The points are 1D coordinates used for the GSTools SRF evaluation; the first n_fine rows correspond to the fine mesh, the remainder to the coarse mesh.
- Parameters:
config – dict with ‘fine’ and ‘coarse’ sub-dicts containing ‘n_elements’.
- Returns:
tuple (points, n_fine_elements) - points: np.ndarray shape (n_fine + n_coarse, 1) - n_fine_elements: int number of fine-level points
- static generate_random_sample(field_x, field_y, coarse_step, n_fine_elements)[source]
Sample two correlated fields (x and y components) and split the realization into fine and coarse parts.
- Parameters:
field_x – cf.Field for x-component (already had set_points called).
field_y – cf.Field for y-component (already had set_points called).
coarse_step – float, coarse-level step size (if 0 there is no coarse part).
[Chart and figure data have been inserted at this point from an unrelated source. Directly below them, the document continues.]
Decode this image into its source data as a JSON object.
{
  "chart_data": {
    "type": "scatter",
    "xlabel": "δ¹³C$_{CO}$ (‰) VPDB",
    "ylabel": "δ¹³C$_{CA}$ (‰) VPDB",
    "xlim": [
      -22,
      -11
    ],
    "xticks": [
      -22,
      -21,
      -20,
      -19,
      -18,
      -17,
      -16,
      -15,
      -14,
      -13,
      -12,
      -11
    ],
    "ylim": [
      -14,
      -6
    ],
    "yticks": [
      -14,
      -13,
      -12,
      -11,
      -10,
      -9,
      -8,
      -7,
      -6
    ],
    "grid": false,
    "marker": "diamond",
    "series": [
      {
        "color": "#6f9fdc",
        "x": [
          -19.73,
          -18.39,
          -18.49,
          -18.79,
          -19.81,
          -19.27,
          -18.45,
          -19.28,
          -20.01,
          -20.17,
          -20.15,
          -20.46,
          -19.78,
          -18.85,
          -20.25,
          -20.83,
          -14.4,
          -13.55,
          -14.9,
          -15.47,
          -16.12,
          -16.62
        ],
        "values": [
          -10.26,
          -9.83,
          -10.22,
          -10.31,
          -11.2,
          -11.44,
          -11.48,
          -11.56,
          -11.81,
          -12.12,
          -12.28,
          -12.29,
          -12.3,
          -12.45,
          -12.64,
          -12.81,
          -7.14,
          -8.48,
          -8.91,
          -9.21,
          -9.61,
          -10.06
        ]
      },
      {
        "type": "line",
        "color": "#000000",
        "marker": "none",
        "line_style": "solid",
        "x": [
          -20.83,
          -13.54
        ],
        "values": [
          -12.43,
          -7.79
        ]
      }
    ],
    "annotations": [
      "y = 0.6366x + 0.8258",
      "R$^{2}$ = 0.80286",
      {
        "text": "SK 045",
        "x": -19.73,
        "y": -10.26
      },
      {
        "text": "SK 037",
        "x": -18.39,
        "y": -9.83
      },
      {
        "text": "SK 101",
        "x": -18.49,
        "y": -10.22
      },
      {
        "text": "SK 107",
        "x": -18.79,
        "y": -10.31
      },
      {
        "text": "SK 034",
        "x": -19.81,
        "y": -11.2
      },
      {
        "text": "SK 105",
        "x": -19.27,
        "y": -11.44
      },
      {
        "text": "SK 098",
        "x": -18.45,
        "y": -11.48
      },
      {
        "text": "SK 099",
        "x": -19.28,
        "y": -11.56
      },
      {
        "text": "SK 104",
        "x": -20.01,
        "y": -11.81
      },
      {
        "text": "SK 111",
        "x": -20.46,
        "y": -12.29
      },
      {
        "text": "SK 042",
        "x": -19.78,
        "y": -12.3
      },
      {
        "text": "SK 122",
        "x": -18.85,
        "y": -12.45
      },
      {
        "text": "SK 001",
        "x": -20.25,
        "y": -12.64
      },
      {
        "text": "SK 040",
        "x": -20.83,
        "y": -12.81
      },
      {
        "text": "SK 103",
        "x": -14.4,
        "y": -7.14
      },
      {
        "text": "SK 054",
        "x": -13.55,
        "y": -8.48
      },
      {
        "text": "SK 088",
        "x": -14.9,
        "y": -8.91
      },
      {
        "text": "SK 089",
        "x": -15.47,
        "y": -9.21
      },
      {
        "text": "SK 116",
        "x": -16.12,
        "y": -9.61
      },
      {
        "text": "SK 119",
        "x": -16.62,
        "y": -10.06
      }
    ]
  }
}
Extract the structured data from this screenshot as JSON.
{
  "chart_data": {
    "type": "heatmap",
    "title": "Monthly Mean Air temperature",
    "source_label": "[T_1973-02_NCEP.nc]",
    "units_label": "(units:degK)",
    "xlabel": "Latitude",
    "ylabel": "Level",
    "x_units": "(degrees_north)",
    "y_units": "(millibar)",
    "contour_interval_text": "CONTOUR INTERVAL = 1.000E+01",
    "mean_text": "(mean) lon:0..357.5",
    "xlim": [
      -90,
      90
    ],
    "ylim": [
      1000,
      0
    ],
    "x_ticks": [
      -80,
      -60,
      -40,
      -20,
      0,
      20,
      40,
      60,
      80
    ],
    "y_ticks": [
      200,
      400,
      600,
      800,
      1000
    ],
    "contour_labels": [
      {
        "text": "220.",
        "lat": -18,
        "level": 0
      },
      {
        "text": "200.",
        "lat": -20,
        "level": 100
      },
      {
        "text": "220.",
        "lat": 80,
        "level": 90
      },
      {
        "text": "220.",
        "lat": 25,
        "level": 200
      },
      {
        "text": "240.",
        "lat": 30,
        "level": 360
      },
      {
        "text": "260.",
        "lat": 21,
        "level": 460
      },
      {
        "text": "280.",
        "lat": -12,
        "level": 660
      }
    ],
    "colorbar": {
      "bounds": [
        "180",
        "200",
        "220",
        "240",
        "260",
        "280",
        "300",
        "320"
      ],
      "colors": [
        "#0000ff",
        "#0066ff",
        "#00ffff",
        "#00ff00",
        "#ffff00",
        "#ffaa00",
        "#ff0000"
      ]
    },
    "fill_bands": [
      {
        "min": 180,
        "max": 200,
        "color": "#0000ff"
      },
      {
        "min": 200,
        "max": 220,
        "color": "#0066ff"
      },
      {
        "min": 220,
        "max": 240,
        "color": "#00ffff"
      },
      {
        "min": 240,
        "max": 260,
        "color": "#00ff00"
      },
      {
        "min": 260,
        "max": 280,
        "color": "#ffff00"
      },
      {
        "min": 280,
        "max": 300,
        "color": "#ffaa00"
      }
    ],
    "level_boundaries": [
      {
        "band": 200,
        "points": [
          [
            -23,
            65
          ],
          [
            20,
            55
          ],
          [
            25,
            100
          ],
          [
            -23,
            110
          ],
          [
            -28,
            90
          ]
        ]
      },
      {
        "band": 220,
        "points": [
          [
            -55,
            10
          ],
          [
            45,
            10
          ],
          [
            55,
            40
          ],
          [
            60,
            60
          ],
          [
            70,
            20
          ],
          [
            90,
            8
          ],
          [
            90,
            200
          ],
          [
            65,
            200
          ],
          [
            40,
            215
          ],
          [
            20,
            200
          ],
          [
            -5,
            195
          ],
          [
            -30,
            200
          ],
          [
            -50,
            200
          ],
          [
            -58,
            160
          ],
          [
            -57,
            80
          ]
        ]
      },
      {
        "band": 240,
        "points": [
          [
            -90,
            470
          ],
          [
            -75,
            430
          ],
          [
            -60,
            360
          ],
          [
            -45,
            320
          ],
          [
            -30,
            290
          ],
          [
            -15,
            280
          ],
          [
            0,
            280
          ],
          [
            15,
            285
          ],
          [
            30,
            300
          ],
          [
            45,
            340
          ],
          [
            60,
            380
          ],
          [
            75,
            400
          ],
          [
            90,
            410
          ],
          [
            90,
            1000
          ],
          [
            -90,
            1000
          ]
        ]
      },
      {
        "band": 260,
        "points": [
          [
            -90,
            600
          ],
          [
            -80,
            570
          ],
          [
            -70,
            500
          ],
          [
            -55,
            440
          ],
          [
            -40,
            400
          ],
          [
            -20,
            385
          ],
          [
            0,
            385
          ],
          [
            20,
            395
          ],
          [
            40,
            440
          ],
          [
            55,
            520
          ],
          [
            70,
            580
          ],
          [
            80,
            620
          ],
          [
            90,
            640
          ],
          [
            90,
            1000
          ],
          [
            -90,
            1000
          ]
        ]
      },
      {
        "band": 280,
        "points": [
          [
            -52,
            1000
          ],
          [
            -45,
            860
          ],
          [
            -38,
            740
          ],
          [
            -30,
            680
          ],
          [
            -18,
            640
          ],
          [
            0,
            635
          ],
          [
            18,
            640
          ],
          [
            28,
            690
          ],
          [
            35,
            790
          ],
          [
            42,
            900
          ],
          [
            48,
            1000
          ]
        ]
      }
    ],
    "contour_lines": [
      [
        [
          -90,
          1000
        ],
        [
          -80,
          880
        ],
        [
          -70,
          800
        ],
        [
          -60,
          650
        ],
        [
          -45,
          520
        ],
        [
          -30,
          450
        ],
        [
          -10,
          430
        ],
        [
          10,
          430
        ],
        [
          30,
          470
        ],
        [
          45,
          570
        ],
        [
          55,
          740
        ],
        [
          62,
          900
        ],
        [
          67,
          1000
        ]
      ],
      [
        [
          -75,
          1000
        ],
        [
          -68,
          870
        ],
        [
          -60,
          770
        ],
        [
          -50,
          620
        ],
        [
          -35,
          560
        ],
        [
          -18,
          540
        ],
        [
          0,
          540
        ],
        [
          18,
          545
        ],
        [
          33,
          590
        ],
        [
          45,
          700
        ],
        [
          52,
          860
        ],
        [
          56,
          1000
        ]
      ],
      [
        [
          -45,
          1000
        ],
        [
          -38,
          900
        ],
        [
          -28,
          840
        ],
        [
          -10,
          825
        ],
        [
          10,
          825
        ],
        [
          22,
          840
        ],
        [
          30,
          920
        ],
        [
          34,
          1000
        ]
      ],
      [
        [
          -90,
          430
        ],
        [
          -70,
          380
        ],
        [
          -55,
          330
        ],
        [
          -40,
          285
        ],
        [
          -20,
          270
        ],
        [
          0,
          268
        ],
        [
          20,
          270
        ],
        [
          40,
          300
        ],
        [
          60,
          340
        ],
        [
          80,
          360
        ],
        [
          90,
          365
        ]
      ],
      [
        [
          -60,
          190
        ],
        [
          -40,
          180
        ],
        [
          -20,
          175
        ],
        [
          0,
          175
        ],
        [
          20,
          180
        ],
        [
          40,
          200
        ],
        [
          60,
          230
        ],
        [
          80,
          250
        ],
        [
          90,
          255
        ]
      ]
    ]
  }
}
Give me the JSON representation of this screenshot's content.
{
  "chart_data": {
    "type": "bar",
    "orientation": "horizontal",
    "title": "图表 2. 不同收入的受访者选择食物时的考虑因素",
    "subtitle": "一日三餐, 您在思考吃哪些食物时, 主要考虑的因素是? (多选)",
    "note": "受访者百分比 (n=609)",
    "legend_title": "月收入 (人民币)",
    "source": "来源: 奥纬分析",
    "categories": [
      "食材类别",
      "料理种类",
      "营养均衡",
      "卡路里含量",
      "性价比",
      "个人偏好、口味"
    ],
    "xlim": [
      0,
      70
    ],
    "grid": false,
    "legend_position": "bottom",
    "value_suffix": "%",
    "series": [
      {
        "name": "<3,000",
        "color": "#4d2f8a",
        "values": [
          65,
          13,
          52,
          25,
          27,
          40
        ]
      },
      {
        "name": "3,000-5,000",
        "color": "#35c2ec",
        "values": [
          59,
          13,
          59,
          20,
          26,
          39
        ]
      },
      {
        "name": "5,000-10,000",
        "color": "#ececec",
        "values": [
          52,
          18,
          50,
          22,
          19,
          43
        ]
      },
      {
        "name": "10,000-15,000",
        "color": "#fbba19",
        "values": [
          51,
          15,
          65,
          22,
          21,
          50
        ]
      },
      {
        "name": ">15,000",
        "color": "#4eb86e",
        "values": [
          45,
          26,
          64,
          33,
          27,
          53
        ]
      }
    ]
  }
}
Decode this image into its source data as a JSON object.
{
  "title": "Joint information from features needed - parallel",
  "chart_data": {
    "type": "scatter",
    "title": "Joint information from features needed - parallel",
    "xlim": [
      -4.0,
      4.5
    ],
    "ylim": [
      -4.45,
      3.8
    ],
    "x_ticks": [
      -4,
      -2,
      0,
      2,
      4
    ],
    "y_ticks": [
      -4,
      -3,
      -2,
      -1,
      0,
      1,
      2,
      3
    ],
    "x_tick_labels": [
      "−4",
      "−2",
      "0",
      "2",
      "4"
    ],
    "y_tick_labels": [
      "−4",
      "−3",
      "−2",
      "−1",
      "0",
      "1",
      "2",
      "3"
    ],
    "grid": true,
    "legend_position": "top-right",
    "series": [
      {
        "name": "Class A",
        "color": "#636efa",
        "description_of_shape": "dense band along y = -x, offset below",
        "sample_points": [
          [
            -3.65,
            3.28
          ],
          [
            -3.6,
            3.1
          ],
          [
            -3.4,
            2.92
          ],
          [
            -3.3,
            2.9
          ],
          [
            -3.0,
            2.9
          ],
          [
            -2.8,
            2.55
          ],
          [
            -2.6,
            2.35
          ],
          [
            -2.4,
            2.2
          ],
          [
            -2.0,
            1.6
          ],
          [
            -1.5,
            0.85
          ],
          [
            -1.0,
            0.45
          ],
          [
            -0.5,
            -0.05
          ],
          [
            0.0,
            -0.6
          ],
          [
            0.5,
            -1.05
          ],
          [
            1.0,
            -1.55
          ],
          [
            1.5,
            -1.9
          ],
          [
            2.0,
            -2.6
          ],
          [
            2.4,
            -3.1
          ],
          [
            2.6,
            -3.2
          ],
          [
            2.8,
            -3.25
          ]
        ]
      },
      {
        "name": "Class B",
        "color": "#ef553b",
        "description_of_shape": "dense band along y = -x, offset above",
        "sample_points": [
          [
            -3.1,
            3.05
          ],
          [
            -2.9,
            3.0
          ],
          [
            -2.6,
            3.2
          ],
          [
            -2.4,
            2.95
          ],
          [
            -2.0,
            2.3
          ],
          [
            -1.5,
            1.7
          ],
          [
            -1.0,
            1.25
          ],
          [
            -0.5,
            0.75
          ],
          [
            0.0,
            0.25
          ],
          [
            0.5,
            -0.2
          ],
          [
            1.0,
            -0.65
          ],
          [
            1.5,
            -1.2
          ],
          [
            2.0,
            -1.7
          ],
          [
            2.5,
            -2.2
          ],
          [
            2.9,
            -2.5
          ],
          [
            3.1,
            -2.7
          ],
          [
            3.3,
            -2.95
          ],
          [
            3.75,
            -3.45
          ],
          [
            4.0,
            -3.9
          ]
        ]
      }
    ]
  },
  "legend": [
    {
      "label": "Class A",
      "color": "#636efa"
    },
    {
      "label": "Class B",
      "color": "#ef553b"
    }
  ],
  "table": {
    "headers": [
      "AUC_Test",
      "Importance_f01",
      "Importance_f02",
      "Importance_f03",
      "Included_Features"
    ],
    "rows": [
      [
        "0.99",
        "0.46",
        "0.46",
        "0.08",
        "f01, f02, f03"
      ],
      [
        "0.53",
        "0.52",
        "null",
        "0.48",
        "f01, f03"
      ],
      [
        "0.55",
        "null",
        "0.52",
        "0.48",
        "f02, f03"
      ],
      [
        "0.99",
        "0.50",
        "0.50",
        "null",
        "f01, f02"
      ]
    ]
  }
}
n_fine_elements – int, how many samples belong to the fine-level portion.
- Returns:
tuple (fine_input_sample, coarse_input_sample) - fine_input_sample: np.ndarray shape (n_fine_elements, 2) with x and y forcing - coarse_input_sample: np.ndarray shape (n_coarse_elements, 2) or empty array if coarse_step==0
- n_ops_estimate(step)[source]
Heuristic estimate of computational expense for a single fine-level sample.
- Parameters:
step – float, fine-level step size.
- Returns:
float, cost estimate used by MLMC scheduler.
- result_format()[source]
Describe the result format (QuantitySpec) produced by calculate().
- Return type:
List[QuantitySpec]- Returns:
list of QuantitySpec objects describing outputs. Here a single 2D target vector.